Wednesday 19 April 2017

Review: The Coquette by Hannah Webster Foster


I don’t think we’ve ever focused our attention over the pond before, but this is a (late) eighteenth century novel written in the newly formed United States of America. Written by Hannah Webster Foster, an early journalist for Boston papers who wrote two novels; this and ‘The Boarding School’ (which is not dissimilar to Sarah Fielding’s ‘The Governess’). She was not revealed to be the author of ‘The Coquette’ until after her death. The subject matter was a little… sensitive.
The novel tells the story of Eliza Wharton, a young woman who dallies with a young man, runs away to have the child stillborn in a far away tavern before dying herself - so far, so Richardson - but the novel was heavily based on a real woman, and one Hannah Webster Foster knew. It’s hard to know if the anonymity was for using the death of an acquaintance for novel-fodder, or if it’s because the novel is sympathetic to her.
We start with a bang. Her fiancĂ© has died and Eliza is delighted. It was dull tending his sickbed and he wasn’t really her choice but her parents. Now she can have a bit of fun before she settles down.
She goes to the house of her happily married cousin, Mrs RIchman. There she meets the Reverend Boyer and Major Sandford - and here we have the conflict for the first half of the book. Boyer is a nice, respectable man who will probably prove to be a good husband, but he’s a little staid. Sandford is a charming swaggerer who entertains “a poor solitary being, who needs some amusement beyond what I can supply myself.” The two men try and out-compete for Eliza in their own manners.
At first she finds the boys fighting over her as a bit of a chore. She includes a humblebrag that could almost be said Count D’Elmont in ‘Love in Excess’, “These bewitching charms of mine have a tendency to keep my mind in a state of perturbation.” Though, in a world where the slightest mis-step in communication between the sexes can cause real problems, I suppose it is a genuine problem to have bewitching charms.
As the novel progresses, it seems very clear that Bowyer would be steady and kind. He expresses his respect for Eliza and his fondness for her. It’s also clear that he doesn’t really know her nor listen to her. He is surprised at her jollyness when in jolly company, finding her smiling and mild flirting to be unseemly. Although Eliza’s friends and family all like him, and he isn’t a terrible person, I really grew to dislike him for his arrogance and smugness.

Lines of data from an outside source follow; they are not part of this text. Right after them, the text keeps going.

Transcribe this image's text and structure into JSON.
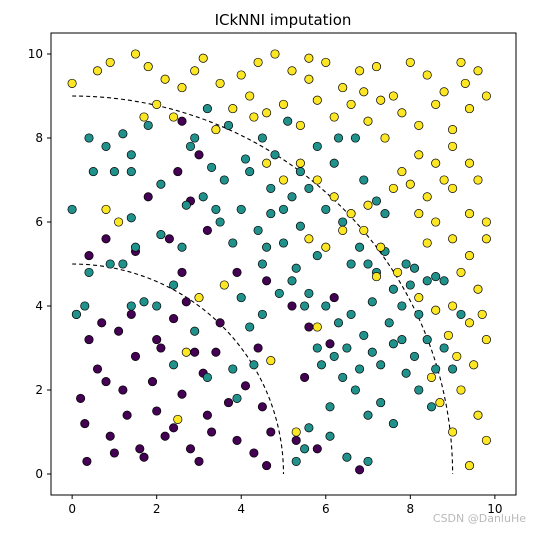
{
  "chart_data": {
    "type": "scatter",
    "title": "ICkNNI imputation",
    "xlabel": "",
    "ylabel": "",
    "xlim": [
      -0.5,
      10.5
    ],
    "ylim": [
      -0.5,
      10.5
    ],
    "x_ticks": [
      0,
      2,
      4,
      6,
      8,
      10
    ],
    "y_ticks": [
      0,
      2,
      4,
      6,
      8,
      10
    ],
    "grid": false,
    "legend": "none",
    "colors": {
      "inner": "#440154",
      "middle": "#21918c",
      "outer": "#fde725"
    },
    "marker_edge": "#000000",
    "boundaries": [
      {
        "shape": "quarter-circle",
        "center": [
          0,
          0
        ],
        "radius": 5,
        "style": "dashed"
      },
      {
        "shape": "quarter-circle",
        "center": [
          0,
          0
        ],
        "radius": 9,
        "style": "dashed"
      }
    ],
    "series": [
      {
        "class": "inner",
        "points": [
          [
            0.35,
            0.3
          ],
          [
            0.2,
            1.8
          ],
          [
            0.4,
            3.2
          ],
          [
            0.1,
            3.8
          ],
          [
            0.8,
            2.2
          ],
          [
            0.9,
            0.9
          ],
          [
            1.3,
            1.4
          ],
          [
            1.7,
            0.4
          ],
          [
            1.9,
            2.2
          ],
          [
            2.1,
            3.0
          ],
          [
            2.4,
            1.1
          ],
          [
            2.8,
            0.6
          ],
          [
            3.1,
            2.4
          ],
          [
            3.3,
            1.0
          ],
          [
            3.5,
            3.6
          ],
          [
            3.9,
            0.8
          ],
          [
            4.1,
            2.1
          ],
          [
            0.6,
            2.5
          ],
          [
            1.1,
            3.4
          ],
          [
            1.5,
            2.8
          ],
          [
            2.6,
            1.9
          ],
          [
            3.0,
            0.3
          ],
          [
            3.7,
            1.7
          ],
          [
            4.3,
            0.5
          ],
          [
            0.3,
            1.2
          ],
          [
            1.0,
            0.5
          ],
          [
            2.0,
            1.5
          ],
          [
            2.9,
            2.9
          ],
          [
            1.6,
            0.6
          ],
          [
            0.7,
            3.6
          ],
          [
            4.5,
            1.6
          ],
          [
            3.4,
            2.9
          ],
          [
            2.2,
            0.9
          ],
          [
            1.2,
            2.0
          ],
          [
            4.7,
            1.0
          ],
          [
            4.6,
            0.2
          ],
          [
            5.3,
            0.8
          ],
          [
            6.8,
            0.1
          ],
          [
            5.6,
            3.5
          ],
          [
            6.1,
            3.1
          ],
          [
            5.5,
            2.3
          ],
          [
            5.2,
            4.0
          ],
          [
            6.2,
            4.2
          ],
          [
            5.8,
            0.6
          ],
          [
            4.6,
            4.6
          ],
          [
            2.6,
            4.8
          ],
          [
            1.4,
            3.8
          ],
          [
            2.0,
            3.2
          ],
          [
            0.4,
            5.2
          ],
          [
            0.8,
            5.6
          ],
          [
            1.8,
            6.6
          ],
          [
            2.8,
            6.5
          ],
          [
            3.0,
            7.6
          ],
          [
            2.6,
            8.4
          ],
          [
            2.5,
            7.2
          ],
          [
            1.5,
            5.3
          ],
          [
            2.3,
            5.6
          ],
          [
            3.2,
            5.8
          ],
          [
            3.9,
            4.8
          ],
          [
            2.7,
            4.1
          ],
          [
            4.4,
            3.0
          ],
          [
            3.2,
            1.4
          ],
          [
            2.4,
            3.7
          ]
        ]
      },
      {
        "class": "middle",
        "points": [
          [
            0.0,
            6.3
          ],
          [
            0.4,
            8.0
          ],
          [
            0.5,
            7.2
          ],
          [
            0.8,
            7.8
          ],
          [
            1.2,
            8.1
          ],
          [
            1.4,
            7.6
          ],
          [
            1.4,
            6.1
          ],
          [
            1.5,
            5.4
          ],
          [
            1.4,
            4.0
          ],
          [
            1.8,
            8.3
          ],
          [
            2.1,
            5.7
          ],
          [
            2.4,
            4.5
          ],
          [
            2.6,
            5.4
          ],
          [
            2.7,
            6.4
          ],
          [
            3.1,
            6.6
          ],
          [
            3.3,
            7.3
          ],
          [
            3.5,
            6.0
          ],
          [
            3.8,
            5.5
          ],
          [
            4.0,
            6.3
          ],
          [
            4.2,
            7.2
          ],
          [
            4.4,
            5.8
          ],
          [
            4.5,
            5.0
          ],
          [
            4.7,
            6.2
          ],
          [
            4.8,
            7.6
          ],
          [
            5.1,
            8.4
          ],
          [
            5.2,
            6.6
          ],
          [
            5.4,
            5.9
          ],
          [
            5.6,
            6.8
          ],
          [
            5.8,
            5.2
          ],
          [
            6.0,
            6.3
          ],
          [
            6.2,
            7.4
          ],
          [
            6.4,
            6.0
          ],
          [
            6.6,
            5.0
          ],
          [
            6.8,
            5.4
          ],
          [
            7.0,
            5.0
          ],
          [
            7.2,
            4.8
          ],
          [
            7.4,
            6.2
          ],
          [
            7.6,
            4.4
          ],
          [
            7.8,
            4.0
          ],
          [
            8.0,
            4.5
          ],
          [
            8.2,
            3.8
          ],
          [
            8.4,
            3.2
          ],
          [
            8.6,
            4.7
          ],
          [
            8.6,
            2.5
          ],
          [
            8.8,
            3.0
          ],
          [
            9.0,
            2.5
          ],
          [
            4.0,
            4.2
          ],
          [
            4.2,
            3.5
          ],
          [
            4.5,
            3.8
          ],
          [
            4.9,
            4.3
          ],
          [
            5.2,
            4.6
          ],
          [
            5.6,
            4.3
          ],
          [
            6.0,
            4.0
          ],
          [
            6.3,
            3.6
          ],
          [
            6.6,
            3.8
          ],
          [
            6.9,
            3.3
          ],
          [
            7.1,
            2.9
          ],
          [
            7.3,
            2.6
          ],
          [
            7.6,
            3.1
          ],
          [
            7.9,
            2.4
          ],
          [
            8.2,
            2.0
          ],
          [
            8.5,
            1.6
          ],
          [
            7.3,
            1.7
          ],
          [
            7.6,
            1.2
          ],
          [
            7.0,
            1.4
          ],
          [
            6.7,
            2.0
          ],
          [
            6.4,
            2.3
          ],
          [
            6.1,
            1.6
          ],
          [
            5.9,
            2.6
          ],
          [
            5.6,
            1.1
          ],
          [
            5.3,
            0.3
          ],
          [
            5.5,
            0.6
          ],
          [
            6.1,
            0.9
          ],
          [
            6.5,
            0.4
          ],
          [
            7.0,
            0.3
          ],
          [
            3.9,
            1.8
          ],
          [
            4.3,
            2.6
          ],
          [
            3.8,
            2.5
          ],
          [
            3.2,
            2.3
          ],
          [
            2.9,
            3.4
          ],
          [
            2.4,
            2.6
          ],
          [
            2.0,
            4.0
          ],
          [
            1.7,
            4.1
          ],
          [
            1.2,
            5.0
          ],
          [
            0.4,
            4.8
          ],
          [
            1.0,
            7.2
          ],
          [
            2.9,
            8.0
          ],
          [
            3.2,
            8.7
          ],
          [
            3.7,
            8.3
          ],
          [
            4.1,
            7.5
          ],
          [
            4.5,
            8.0
          ],
          [
            4.7,
            6.8
          ],
          [
            5.0,
            6.3
          ],
          [
            5.4,
            7.2
          ],
          [
            5.8,
            7.8
          ],
          [
            6.3,
            8.0
          ],
          [
            6.7,
            8.0
          ],
          [
            6.9,
            7.0
          ],
          [
            7.2,
            6.5
          ],
          [
            7.4,
            5.3
          ],
          [
            7.9,
            5.0
          ],
          [
            8.1,
            4.9
          ],
          [
            8.4,
            4.6
          ],
          [
            8.8,
            4.6
          ],
          [
            9.2,
            3.8
          ],
          [
            3.6,
            7.0
          ],
          [
            3.4,
            6.3
          ],
          [
            4.6,
            5.4
          ],
          [
            5.0,
            5.5
          ],
          [
            5.3,
            4.9
          ],
          [
            5.5,
            4.0
          ],
          [
            5.8,
            3.0
          ],
          [
            6.2,
            2.8
          ],
          [
            6.5,
            3.0
          ],
          [
            6.8,
            2.5
          ],
          [
            7.1,
            4.1
          ],
          [
            7.5,
            3.6
          ],
          [
            7.8,
            3.2
          ],
          [
            8.1,
            2.8
          ],
          [
            2.1,
            6.9
          ],
          [
            2.8,
            7.8
          ],
          [
            1.4,
            7.2
          ],
          [
            0.9,
            5.0
          ],
          [
            0.3,
            4.0
          ],
          [
            0.1,
            3.8
          ]
        ]
      },
      {
        "class": "outer",
        "points": [
          [
            0.0,
            9.3
          ],
          [
            0.6,
            9.6
          ],
          [
            0.9,
            9.8
          ],
          [
            1.5,
            10.0
          ],
          [
            1.8,
            9.7
          ],
          [
            2.2,
            9.4
          ],
          [
            2.6,
            9.2
          ],
          [
            2.9,
            9.6
          ],
          [
            3.1,
            9.9
          ],
          [
            3.5,
            9.3
          ],
          [
            4.0,
            9.5
          ],
          [
            4.4,
            9.8
          ],
          [
            4.8,
            10.0
          ],
          [
            5.2,
            9.6
          ],
          [
            5.6,
            9.4
          ],
          [
            6.0,
            9.8
          ],
          [
            6.4,
            9.2
          ],
          [
            6.8,
            9.6
          ],
          [
            7.2,
            9.7
          ],
          [
            7.6,
            9.0
          ],
          [
            8.0,
            9.8
          ],
          [
            8.4,
            9.5
          ],
          [
            8.8,
            9.1
          ],
          [
            9.2,
            9.8
          ],
          [
            9.6,
            9.6
          ],
          [
            9.8,
            9.0
          ],
          [
            9.4,
            8.7
          ],
          [
            9.0,
            8.2
          ],
          [
            8.6,
            8.8
          ],
          [
            8.2,
            8.3
          ],
          [
            7.8,
            8.6
          ],
          [
            7.4,
            8.0
          ],
          [
            7.0,
            8.4
          ],
          [
            6.6,
            8.8
          ],
          [
            6.2,
            8.5
          ],
          [
            5.8,
            8.9
          ],
          [
            5.4,
            8.3
          ],
          [
            5.0,
            8.8
          ],
          [
            4.6,
            8.6
          ],
          [
            4.2,
            9.0
          ],
          [
            3.8,
            8.7
          ],
          [
            3.4,
            8.2
          ],
          [
            2.4,
            8.5
          ],
          [
            2.0,
            8.8
          ],
          [
            1.7,
            8.5
          ],
          [
            0.8,
            6.3
          ],
          [
            1.1,
            6.0
          ],
          [
            9.0,
            7.8
          ],
          [
            9.4,
            7.4
          ],
          [
            8.8,
            7.0
          ],
          [
            8.4,
            6.6
          ],
          [
            8.0,
            6.9
          ],
          [
            8.2,
            6.2
          ],
          [
            8.6,
            6.0
          ],
          [
            9.0,
            5.6
          ],
          [
            9.4,
            5.2
          ],
          [
            9.8,
            5.6
          ],
          [
            9.2,
            4.8
          ],
          [
            9.6,
            4.4
          ],
          [
            9.0,
            4.0
          ],
          [
            9.4,
            3.6
          ],
          [
            9.8,
            3.2
          ],
          [
            9.5,
            2.6
          ],
          [
            9.2,
            2.0
          ],
          [
            9.6,
            1.4
          ],
          [
            9.8,
            0.8
          ],
          [
            9.4,
            0.2
          ],
          [
            9.0,
            1.0
          ],
          [
            8.7,
            1.7
          ],
          [
            8.5,
            2.3
          ],
          [
            8.9,
            3.3
          ],
          [
            8.6,
            3.9
          ],
          [
            8.2,
            4.2
          ],
          [
            7.7,
            4.8
          ],
          [
            7.3,
            5.4
          ],
          [
            6.9,
            5.8
          ],
          [
            6.6,
            6.2
          ],
          [
            6.2,
            6.6
          ],
          [
            5.8,
            7.0
          ],
          [
            5.4,
            7.4
          ],
          [
            5.0,
            7.0
          ],
          [
            4.6,
            7.4
          ],
          [
            6.0,
            5.4
          ],
          [
            6.4,
            5.8
          ],
          [
            7.0,
            6.4
          ],
          [
            7.6,
            6.8
          ],
          [
            7.8,
            7.2
          ],
          [
            8.2,
            7.6
          ],
          [
            8.6,
            7.4
          ],
          [
            9.0,
            6.8
          ],
          [
            9.4,
            6.2
          ],
          [
            9.8,
            6.0
          ],
          [
            9.3,
            9.3
          ],
          [
            7.3,
            8.9
          ],
          [
            6.9,
            9.1
          ],
          [
            5.6,
            9.9
          ],
          [
            4.3,
            8.5
          ],
          [
            3.0,
            4.2
          ],
          [
            2.7,
            2.9
          ],
          [
            2.5,
            1.3
          ],
          [
            4.7,
            2.7
          ],
          [
            5.3,
            1.0
          ],
          [
            5.8,
            3.5
          ],
          [
            3.6,
            4.5
          ],
          [
            5.6,
            5.6
          ],
          [
            7.2,
            4.7
          ],
          [
            9.7,
            3.8
          ],
          [
            8.4,
            5.5
          ],
          [
            9.1,
            2.8
          ],
          [
            9.6,
            7.0
          ]
        ]
      }
    ]
  },
  "watermark": "CSDN @DanluHe"
}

Sandford on the other hand is a cad of the Lovelace school. He is looking around for a quick shag or a rich fortune but Eliza is too careful for the first and too poor for the second. However, as the book goes on, it does seem like he loves her, or at the very least thinks he loves her despite not listening to her. Although I couldn’t like him, he at least had passion for Eliza, and if it wasn’t for the need for money, he could have grown a decent man.
And this for me is what made the first half of the book such entertaining reading. Eliza has a simply crap choice. The book is called ‘The Coquette’ and as much as she scolds herself for her coquettish tendencies she never actually seems to have any. Eliza is a pretty straight shooter, she tells both men that she wants a time away from relationships and that she just wants to laugh and have fun for a bit before settling down - but neither man listens to her. It’s so frustrating. Bowyer is not prepared to wait for her or join in with the fun, and Sandford is always trying to dive into her genitals. 
The first half, with letters from Eliza, Bowyer and Sandford to their respective friends is enormously entertaining. Webster-Foster is very good at retelling the same events from different perspectives in ways that are both interesting and revealing. She also does a brilliant job of showing Eliza’s innate reasonableness and how grossly all of her intentions are misunderstood and misrepresented by the two dense men in her life.
In the second half, Bowyer goes off with disgust at her enjoying Sandford’s company and Sandford gets married to a decent, pleasant and rich woman who he feels very sorry for cheating on. It is revealed that Eliza has run away, pregnant with Sandford’s baby and she dies after giving birth to a stillborn child as the real woman did.
The second half doesn’t work as well. Eliza spends the last third of the book in abject fits of melancholy and the tone of the book starts to turn and blame her for her misfortunes. Also, the Eliza of the first half of the book was fun-loving but sensible and the transition into someone who would get pregnant with Sandford’s baby behind his new wife’s back is simply not shown.
That said, this is an engaging book which presents a really interesting character in Eliza, who is a free-spirit that nobody listens to or takes all that seriously who rubs against and finally is destroyed by the rigidness of her society.
Also - it contains the Holy Grail of Epistolary fiction, a letter that actually reads like a letter someone might send someone else and for that, it’s worth a few hours of anyone’s time.